If your system state stays the same whether an event is received once or multiple times, then you might be able to work around some of the consistency problems by conservatively replaying and minding the cutover. This is not always easy to acheive and sometimes subtle.

Consider self-hosting jetstream

The issues around cutover from replay to live-tailing seem likely to be correlated with traffic load on the instance. Self-hosting your own can bring some risks into your own control at least.

Consider using a relay directly, instead of jetstream, probably

Relays offer a sequence number, which plays a similar role to jetstream's time_us cursor: you can keep track of which events you have seen, and resume from where you left off when you reconnect.

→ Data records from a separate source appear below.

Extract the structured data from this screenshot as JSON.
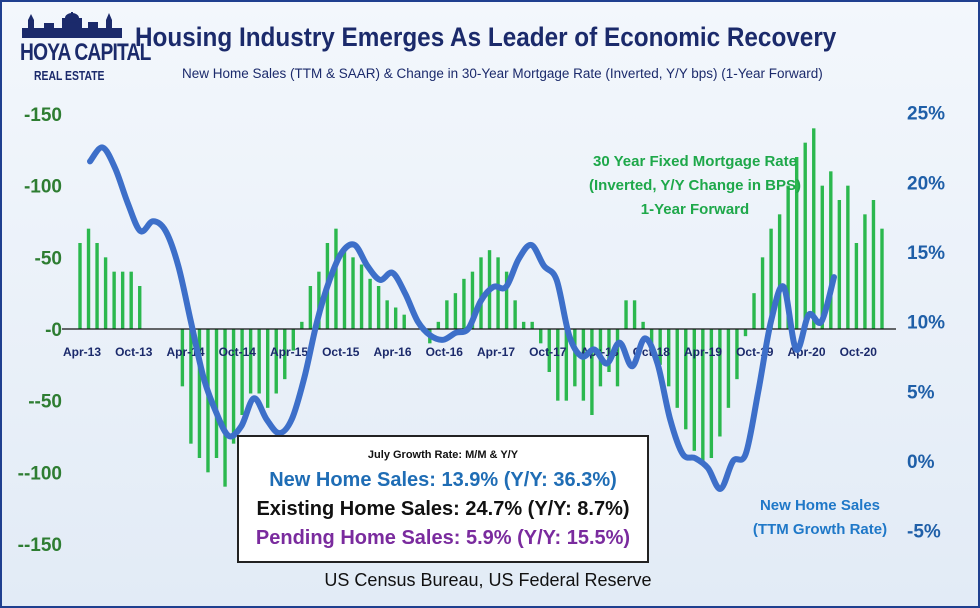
{
  "title": "Housing Industry Emerges As Leader of Economic Recovery",
  "subtitle": "New Home Sales (TTM & SAAR) & Change in 30-Year Mortgage Rate (Inverted, Y/Y bps) (1-Year Forward)",
  "logo": {
    "line1": "HOYA CAPITAL",
    "line2": "REAL ESTATE"
  },
  "annotations": {
    "rate_line1": "30 Year Fixed Mortgage Rate",
    "rate_line2": "(Inverted, Y/Y Change in BPS)",
    "rate_line3": "1-Year Forward",
    "sales_line1": "New Home Sales",
    "sales_line2": "(TTM Growth Rate)"
  },
  "infobox": {
    "header": "July Growth Rate: M/M & Y/Y",
    "new_home": "New Home Sales: 13.9% (Y/Y: 36.3%)",
    "existing": "Existing Home Sales: 24.7% (Y/Y: 8.7%)",
    "pending": "Pending Home Sales: 5.9% (Y/Y: 15.5%)"
  },
  "source": "US Census Bureau, US Federal Reserve",
  "colors": {
    "bars": "#2bb84e",
    "line": "#3d6fc9",
    "title": "#1b2a6b",
    "left_axis": "#2e7d32",
    "right_axis": "#1f5fa8"
  },
  "chart_data": {
    "type": "bar+line",
    "x_labels": [
      "Apr-13",
      "Oct-13",
      "Apr-14",
      "Oct-14",
      "Apr-15",
      "Oct-15",
      "Apr-16",
      "Oct-16",
      "Apr-17",
      "Oct-17",
      "Apr-18",
      "Oct-18",
      "Apr-19",
      "Oct-19",
      "Apr-20",
      "Oct-20"
    ],
    "left_axis": {
      "ticks": [
        "-150",
        "-100",
        "-50",
        "-0",
        "--50",
        "--100",
        "--150"
      ],
      "range": [
        -150,
        150
      ],
      "inverted": true
    },
    "right_axis": {
      "ticks": [
        "25%",
        "20%",
        "15%",
        "10%",
        "5%",
        "0%",
        "-5%"
      ],
      "range": [
        -5,
        25
      ]
    },
    "series": [
      {
        "name": "30 Year Fixed Mortgage Rate (Inverted, Y/Y Change in BPS) 1-Year Forward",
        "type": "bar",
        "axis": "left",
        "values": [
          60,
          70,
          60,
          50,
          40,
          40,
          40,
          30,
          0,
          0,
          0,
          0,
          -40,
          -80,
          -90,
          -100,
          -90,
          -110,
          -80,
          -60,
          -45,
          -45,
          -55,
          -45,
          -35,
          -15,
          5,
          30,
          40,
          60,
          70,
          55,
          50,
          45,
          35,
          30,
          20,
          15,
          10,
          0,
          0,
          -10,
          5,
          20,
          25,
          35,
          40,
          50,
          55,
          50,
          40,
          20,
          5,
          5,
          -10,
          -30,
          -50,
          -50,
          -40,
          -50,
          -60,
          -40,
          -30,
          -40,
          20,
          20,
          5,
          -10,
          -25,
          -40,
          -55,
          -70,
          -85,
          -95,
          -90,
          -75,
          -55,
          -35,
          -5,
          25,
          50,
          70,
          80,
          100,
          120,
          130,
          140,
          100,
          110,
          90,
          100,
          60,
          80,
          90,
          70
        ]
      },
      {
        "name": "New Home Sales (TTM Growth Rate)",
        "type": "line",
        "axis": "right",
        "values": [
          21.5,
          22.5,
          21,
          18.5,
          16.5,
          17.2,
          16.5,
          14,
          10,
          6,
          3.5,
          1.8,
          2.5,
          4.5,
          3,
          2,
          3,
          6,
          10,
          13,
          15,
          15.5,
          14,
          13,
          13.5,
          12,
          10,
          9,
          8.7,
          9.2,
          9.5,
          11.5,
          12.5,
          12.5,
          14.5,
          15.5,
          14,
          13,
          9,
          7.5,
          8,
          7,
          8.5,
          6.8,
          8.8,
          7,
          3,
          0.5,
          0.2,
          -0.5,
          -2,
          0,
          0.5,
          5,
          10,
          12.5,
          8,
          10.5,
          10,
          13.2
        ]
      }
    ]
  }
}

However, instead of a timestamp, this sequence increments one step for each update, offering more confidence that you really have received every event, and a means to detect when you haven't.

Relays also include data to cryptographically verify each update against the user identity that created it, which might be important to you.

As for downsides,

the full atproto relay firehose costs ~100x network bandwidth.
processing relay events can consume significantly more CPU

Jetstream's bandwidth requirement is low enough for me to self-host atproto services at home without worrying—it's been around 20GB/day recently. The full atproto relay stream might raise questions from my ISP.

The full firehose might have its own surprises. The one I know of that's relevant to this post: potential off-by-one in the sequence when connecting with a cursor that could lead to duplicating a single event on reconnect if the client isn't careful to check the first event's sequence number. (or missing an event if the client auto-increments the cursor to avoid double-count).

whew

Personally, I would like to use jetstream to build appveiws. It's almost there, though I wonder if there is space for another lightweight firehose adapter that offers stronger reliability at the expense of some of Jetstream's amazing ease-of-use.

thanks to @caseyho.com and other members of community bluesky dev discord for feedback on an earlier draft.